Episode #1: Five Deadly And Dastardly Leader Misperceptions

The Japan Business Mastery Show

Becoming a leader is usually because we were superior to our colleagues. Maybe we had better technical knowledge, more experience, were better organized, worked harder than the others. The problem is that for a hammer everything looks like a nail and we are the same. We imagine everyone else is similarly motivated like us. “If you just do what I did you will be fine” is what we tell them. Not true!

Here are five of the most common misconceptions leaders have about their team members

1. Everybody is the same.

We believe that there is a commonality of purpose within our team. They are basically looking for similar outcomes. We can treat them and interact with them the same way. The reality is we will have people in different stages of their life and career. They have different educational backgrounds, grew up in different locations, have different families and think quite differently from one another and from us.
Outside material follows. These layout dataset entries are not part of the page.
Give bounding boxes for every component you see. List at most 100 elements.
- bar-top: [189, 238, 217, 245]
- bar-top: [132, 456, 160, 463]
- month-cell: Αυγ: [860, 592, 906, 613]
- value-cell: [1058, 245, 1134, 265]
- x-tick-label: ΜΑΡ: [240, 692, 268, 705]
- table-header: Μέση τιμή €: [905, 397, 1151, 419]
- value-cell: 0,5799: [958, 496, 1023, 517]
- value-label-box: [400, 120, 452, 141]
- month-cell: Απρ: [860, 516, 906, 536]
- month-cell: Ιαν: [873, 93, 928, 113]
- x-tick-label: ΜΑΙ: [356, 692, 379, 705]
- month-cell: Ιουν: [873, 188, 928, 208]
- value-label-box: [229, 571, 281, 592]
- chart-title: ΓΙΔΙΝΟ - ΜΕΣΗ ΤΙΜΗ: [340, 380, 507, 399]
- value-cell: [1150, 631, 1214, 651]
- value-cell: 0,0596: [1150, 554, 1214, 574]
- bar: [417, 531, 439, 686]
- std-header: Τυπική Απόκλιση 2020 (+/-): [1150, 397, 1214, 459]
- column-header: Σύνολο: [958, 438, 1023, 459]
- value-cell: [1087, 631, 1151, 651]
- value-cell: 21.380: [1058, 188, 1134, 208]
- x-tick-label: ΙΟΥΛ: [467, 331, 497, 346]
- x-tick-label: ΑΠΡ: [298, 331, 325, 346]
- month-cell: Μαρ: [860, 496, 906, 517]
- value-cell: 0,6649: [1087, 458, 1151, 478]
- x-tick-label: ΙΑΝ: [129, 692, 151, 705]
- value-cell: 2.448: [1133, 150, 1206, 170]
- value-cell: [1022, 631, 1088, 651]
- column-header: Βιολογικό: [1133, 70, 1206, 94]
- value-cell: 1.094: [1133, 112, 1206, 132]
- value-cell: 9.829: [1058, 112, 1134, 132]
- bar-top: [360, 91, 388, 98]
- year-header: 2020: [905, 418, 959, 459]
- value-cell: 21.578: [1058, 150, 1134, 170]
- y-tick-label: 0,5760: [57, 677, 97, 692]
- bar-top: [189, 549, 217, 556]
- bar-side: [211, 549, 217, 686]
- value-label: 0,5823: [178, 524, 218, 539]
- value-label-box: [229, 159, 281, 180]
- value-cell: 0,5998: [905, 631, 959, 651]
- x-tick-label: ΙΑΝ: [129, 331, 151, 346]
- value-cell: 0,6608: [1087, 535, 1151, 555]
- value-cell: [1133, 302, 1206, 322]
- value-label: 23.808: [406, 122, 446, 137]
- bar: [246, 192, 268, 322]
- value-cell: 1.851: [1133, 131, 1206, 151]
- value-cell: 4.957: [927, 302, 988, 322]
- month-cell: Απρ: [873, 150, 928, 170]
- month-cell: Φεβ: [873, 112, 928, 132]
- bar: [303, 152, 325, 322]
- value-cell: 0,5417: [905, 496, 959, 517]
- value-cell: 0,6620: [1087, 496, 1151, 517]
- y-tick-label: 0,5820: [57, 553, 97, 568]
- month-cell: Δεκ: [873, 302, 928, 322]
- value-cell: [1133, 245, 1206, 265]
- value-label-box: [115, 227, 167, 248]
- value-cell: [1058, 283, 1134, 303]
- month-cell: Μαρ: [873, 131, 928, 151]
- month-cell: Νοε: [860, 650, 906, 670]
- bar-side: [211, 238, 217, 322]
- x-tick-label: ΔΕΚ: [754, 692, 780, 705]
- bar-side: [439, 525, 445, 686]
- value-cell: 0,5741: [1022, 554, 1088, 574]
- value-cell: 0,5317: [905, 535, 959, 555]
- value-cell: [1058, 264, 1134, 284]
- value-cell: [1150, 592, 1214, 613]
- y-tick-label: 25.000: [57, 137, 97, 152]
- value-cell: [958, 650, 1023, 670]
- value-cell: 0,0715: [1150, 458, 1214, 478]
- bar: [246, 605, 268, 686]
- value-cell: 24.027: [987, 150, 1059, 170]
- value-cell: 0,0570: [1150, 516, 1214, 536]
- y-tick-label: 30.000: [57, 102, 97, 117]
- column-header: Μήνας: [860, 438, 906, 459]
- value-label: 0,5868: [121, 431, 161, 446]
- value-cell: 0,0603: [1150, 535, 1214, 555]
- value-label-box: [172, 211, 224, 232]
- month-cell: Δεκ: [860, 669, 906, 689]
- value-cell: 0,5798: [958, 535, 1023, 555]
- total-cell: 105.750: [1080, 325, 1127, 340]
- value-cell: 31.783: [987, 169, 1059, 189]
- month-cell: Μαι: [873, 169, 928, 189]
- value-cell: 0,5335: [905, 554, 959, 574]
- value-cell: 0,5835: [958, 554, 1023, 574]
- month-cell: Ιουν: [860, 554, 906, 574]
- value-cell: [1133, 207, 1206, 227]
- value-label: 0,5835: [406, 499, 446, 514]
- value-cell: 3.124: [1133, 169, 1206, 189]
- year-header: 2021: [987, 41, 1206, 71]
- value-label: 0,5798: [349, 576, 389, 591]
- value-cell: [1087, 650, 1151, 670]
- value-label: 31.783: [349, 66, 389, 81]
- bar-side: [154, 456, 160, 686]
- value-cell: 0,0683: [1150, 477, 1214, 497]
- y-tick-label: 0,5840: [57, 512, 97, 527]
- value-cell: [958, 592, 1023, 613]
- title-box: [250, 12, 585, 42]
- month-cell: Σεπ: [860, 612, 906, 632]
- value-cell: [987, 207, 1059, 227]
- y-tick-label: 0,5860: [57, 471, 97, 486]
2. Everybody wants the same thing out of work

We are highly motivated and that is part of the reason they made us the boss. We love challenges, to be creative, to push the envelope. We love the thrill of the hunt for business, the cut and thrust of negotiating with buyers. Probably none of these things excite someone who works n the back office. Some people see a job as a job and their real passion is the hobby or their family or friends. Work is just a means to an end. They do their work and then want to go home and forget about it.

3. Everybody wants to be promoted

You worked super hard because you had tremendous ambition. You now synthesise your desires with those working for you. You imagine they want to be promoted too, just like you. They are not that interested. They are happy with what they are doing. They have found their groove, where they can control the stress and the wear and tear. They don’t want to upset the apple cart.

4. Everybody wants to be a manager

You had ideas, desires and aspirations to be the boss. You wanted to be in charge, to do things your way. All great, but the people working for you may be constructed in an entirely different manner. They see what a miserable time you are having as a manager. Constant pressure from above for results, the long hours, the unrelenting pace. Maybe they don’t want that for themselves.

5. Everyone wants to live up to “your expectations”

You’re the boss, so you have your standards of how things should work. You are logical and considered, so it is natural that others would agree with how you want to run the world. Well maybe not. They may disagree with the way you run things. They may have their own opinion on standards and these differ from yours.

We fool ourselves into seeing everything around us through our own prism. We extend that viewpoint to our team and believe they are in sync with us when they are not. When you look at your team members remember : people are different; they don’t want the same things out of work. They don’t all want to be promoted, not everyone wants to be a manager and they have different standards from you.